Founded as a Facebook page in 2011, Rappler has gone on to become one of the most successful startups in the region, despite operating under unimaginable pressure. Led by Maria Ressa, a veteran of CNN who was named one of Time’s people of the year in 2018, Rappler harnessed the explosive growth of social media for both newsgathering and distribution, and has become something like the de facto opposition to the ugly presidency of Rodrigo Duterte. Ressa has been subject to extraordinary persecution for her work: “When I get back I’ll be arrested for a seventh time. I expect to lose every one of those cases,” she said in Singapore. That attitude, a refusal to allow ever-present danger impact your mission, was common to a number of those I heard speak.

 The Ken – India

Rohin Dharmakumar is a former Forbes journalist who set up The Ken along with a pair of former colleagues. The site runs hard against the click-driven grain, with a model I love: publishing just one story a day, distinguished by an emphasis on deeply reported longform work on business, policy, healthcare and more. The site has a neat formula for growing its audience, publishing a daily email with sharp, voicy summaries of the day’s story, and giving away one story a week to subscribers. This list, which numbers over 75,000, is dominated by university students who will soon graduate and be able to afford a subscription.

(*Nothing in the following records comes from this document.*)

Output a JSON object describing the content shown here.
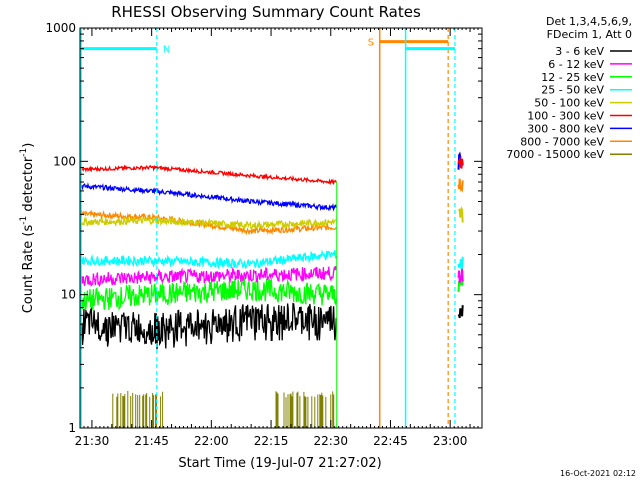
{
  "chart_data": {
    "type": "line",
    "title": "RHESSI Observing Summary Count Rates",
    "xlabel": "Start Time (19-Jul-07 21:27:02)",
    "ylabel_main": "Count Rate (s",
    "ylabel_sup1": "-1",
    "ylabel_mid": " detector",
    "ylabel_sup2": "-1",
    "ylabel_end": ")",
    "yscale": "log",
    "ylim": [
      1,
      1000
    ],
    "xlim_minutes": [
      87,
      188
    ],
    "x_ticks": [
      {
        "label": "21:30",
        "min": 90
      },
      {
        "label": "21:45",
        "min": 105
      },
      {
        "label": "22:00",
        "min": 120
      },
      {
        "label": "22:15",
        "min": 135
      },
      {
        "label": "22:30",
        "min": 150
      },
      {
        "label": "22:45",
        "min": 165
      },
      {
        "label": "23:00",
        "min": 180
      }
    ],
    "y_ticks": [
      {
        "label": "1",
        "value": 1
      },
      {
        "label": "10",
        "value": 10
      },
      {
        "label": "100",
        "value": 100
      },
      {
        "label": "1000",
        "value": 1000
      }
    ],
    "legend": {
      "header": [
        "Det 1,3,4,5,6,9,",
        "FDecim 1, Att 0"
      ],
      "placement": "right"
    },
    "series": [
      {
        "name": "3 - 6 keV",
        "color": "#000000",
        "values_start": [
          6,
          5.5,
          6.5,
          6.5
        ],
        "values_end": 7.5
      },
      {
        "name": "6 - 12 keV",
        "color": "#ff00ff",
        "values_start": [
          13,
          13.5,
          14,
          14.5
        ],
        "values_end": 14
      },
      {
        "name": "12 - 25 keV",
        "color": "#00ff00",
        "values_start": [
          9,
          10,
          11,
          10
        ],
        "values_end": 12
      },
      {
        "name": "25 - 50 keV",
        "color": "#00ffff",
        "values_start": [
          18,
          18,
          17,
          20
        ],
        "values_end": 17
      },
      {
        "name": "50 - 100 keV",
        "color": "#cccc00",
        "values_start": [
          35,
          36,
          33,
          35
        ],
        "values_end": 40
      },
      {
        "name": "100 - 300 keV",
        "color": "#ff0000",
        "values_start": [
          87,
          90,
          78,
          70
        ],
        "values_end": 100
      },
      {
        "name": "300 - 800 keV",
        "color": "#0000ff",
        "values_start": [
          65,
          60,
          50,
          45
        ],
        "values_end": 100
      },
      {
        "name": "800 - 7000 keV",
        "color": "#ff8800",
        "values_start": [
          40,
          38,
          30,
          32
        ],
        "values_end": 70
      },
      {
        "name": "7000 - 15000 keV",
        "color": "#808000",
        "values_start": [
          1.7,
          1.7,
          1.0,
          1.7
        ],
        "values_end": null
      }
    ],
    "annotations": [
      {
        "label": "N",
        "color": "#00ffff",
        "type": "night",
        "start_min": 87,
        "end_min": 106.3
      },
      {
        "label": "S",
        "color": "#ff8800",
        "type": "saa",
        "start_min": 162.3,
        "end_min": 179.5
      },
      {
        "label": "",
        "color": "#00ffff",
        "type": "night",
        "start_min": 168.8,
        "end_min": 181.2
      }
    ],
    "stamp": "16-Oct-2021 02:12"
  }
}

 Frontier Myanmar – Myanmar

During a roundtable organised by Facebook, I sat across from a lean, bald man named Sonny Swe, who spoke engagingly about his startup magazine, Frontier Myanmar. It was only later I learned that Swe spent eight years in prison for his work at the Myanmar Times, which was declared to have retrospectively broken censorship laws. “I had to keep hope,” he said of his time inside. “I wanted to get out and do it again.” Do it again! After nearly a decade in prison! He was the spirit of the new Asian journalism personified, hopelessly committed to his work regardless of the personal hardship he endured.

 Magdalene – Indonesia

A strongly feminist publication operating in yet another profoundly difficult environment – more than 80% of Indonesian MPs are men, and LGBTQ+ have few rights and legal protections.

Magdalene was reprented by its founder and editor-in-chief Devi Asmarani. It’s funded by a mixture of advertising, live events and merch, along with branded content – a topic Devi and I have exchanged emails on subsequently. It emphasises “the voices of feminists, pluralists and progressives, or just those who are not afraid to be different, regardless of their genders, colors, or sexual preferences.”

 New Naratif – Singapore

No one impressed me more than New Naratif’s Kirsten Han, due to both the complexity of her job and the creativity of New Naratif’s solutions to its many challenges. The complexity comes in part from geography, with New Naratif covering a vast region and publishing in five languages. It’s compounded by having been banned in its home country within months of launching, and its founder being hauled before a select committee. Yet rather than be cowed by the scale of what they face, New Naratif seems energised.

The site is funded by members, and operates with an innovative hard paywall – the site requires a login, but members can share links with whomever they choose. Those reading see a banner atop the site letting them know the name of the individual who funded the link they’re reading. It has a relationship with its readers like no one else in media, with its audience translating its stories and transcribing its podcasts, bringing food to the office on late nights, and handing over cash in brown paper bags due to the risks of being associated with the organisation. It’s an example of the extraordinary level of innovation going on in the region, despite operating in circumstances unimaginable to us in New Zealand.